JAKARTA. PT XL Axiata dan PT Indosat telah menyiapkan anggaran untuk melakukan migrasi kanal 3G pada frekuensi jaringan 2,1 GHz. Hal ini merupakan tindak lanjut dari proses penataan ulang kanal 3G oleh pemerintah.

Hasnul Suhaimi, Presiden Direktur XL Axiata memperkirakan, biaya yang diperlukan untuk migrasi blok tidak banyak dengan berkaca pada pengalaman tahun 2009 lalu. "(Biayanya) kurang dari Rp 10 miliar," kata dia, Jumat (3/5).

XL tidak perlu mengeluarkan tambahan dana untuk memasang filter. Pasalnya, tidak ada base transceiver station (BTS) XL yang berhadapan dengan operator lain. Menurut Hasnul, biaya pemindahan blok ini diambil dari belanja modal EXCL tahun ini yang sebesar Rp 8 triliun hingga Rp 9 triliun.

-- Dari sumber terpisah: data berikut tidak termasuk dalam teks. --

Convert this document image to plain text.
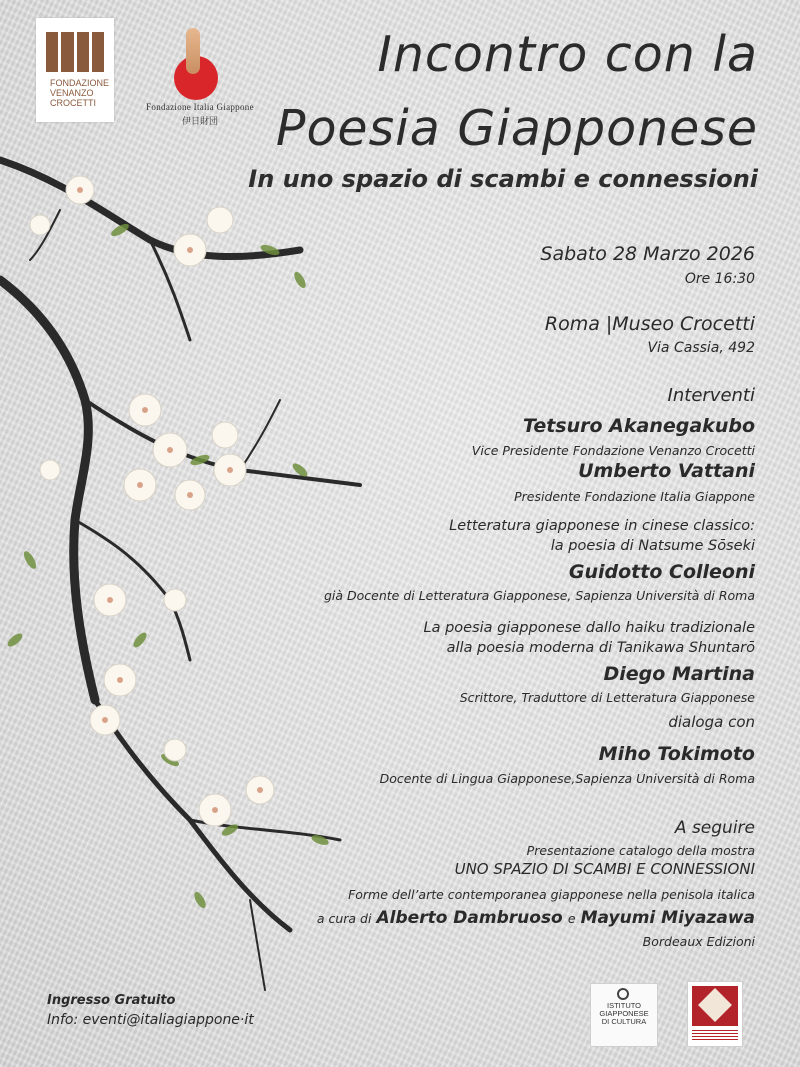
FONDAZIONE
VENANZO
CROCETTI	Fondazione Italia Giappone
伊日財団
Incontro con la
Poesia Giapponese
In uno spazio di scambi e connessioni
Sabato 28 Marzo 2026
Ore 16:30
Roma |Museo Crocetti
Via Cassia, 492
Interventi
Tetsuro Akanegakubo
Vice Presidente Fondazione Venanzo Crocetti
Umberto Vattani
Presidente Fondazione Italia Giappone
Letteratura giapponese in cinese classico:
la poesia di Natsume Sōseki
Guidotto Colleoni
già Docente di Letteratura Giapponese, Sapienza Università di Roma
La poesia giapponese dallo haiku tradizionale
alla poesia moderna di Tanikawa Shuntarō
Diego Martina
Scrittore, Traduttore di Letteratura Giapponese
dialoga con
Miho Tokimoto
Docente di Lingua Giapponese,Sapienza Università di Roma
A seguire
Presentazione catalogo della mostra
UNO SPAZIO DI SCAMBI E CONNESSIONI
Forme dell’arte contemporanea giapponese nella penisola italica
a cura di Alberto Dambruoso e Mayumi Miyazawa
Bordeaux Edizioni
Ingresso Gratuito
Info: eventi@italiagiappone·it
ISTITUTO
GIAPPONESE
DI CULTURA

Sekedar mengingatkan, pada 2009 lalu, XL memperoleh alokasi frekuensi 3G tambahan kedua di blok 10. Agar daya pancar jaringan semakin bagus, emiten berkode saham EXCL ini memindahkan frekuensi dari blok 6 ke blok 9.

Sehingga, kanal XL di frekuensi 3G pun berdampingan, yaitu blok 9 dan blok 10. Setelah menang beauty contest 3G di frekuensi 2,1 GHz, XL mendapatkan tambahan kanal di blok 12. Nah, pada penataan ulang, pemerintah memindahkan XL ke blok 8, 9, dan 10.

Sementara itu, Alexander Rusli, Presiden Direktur Indosat mengatakan, pihaknya telah menyiapkan US$ 12 juta untuk migrasi blok 3G. Ia akan menggunakan dana itu untuk pemasangan filter agar tidak terjadi interferensi dan tuning.

Maklum, ada BTS Indosat yang saling berhadapan dengan operator lain. Sehingga, operator berkode saham ISAT ini perlu memasang filter supaya jaringan bersih dari interferensi. Alex memperkirakan, migrasi kanal 3G ini akan memakan waktu tiga bulan. Namun, jika migrasi mendekati bulan puasa, menurut dia, proses ini lebih baik diundur.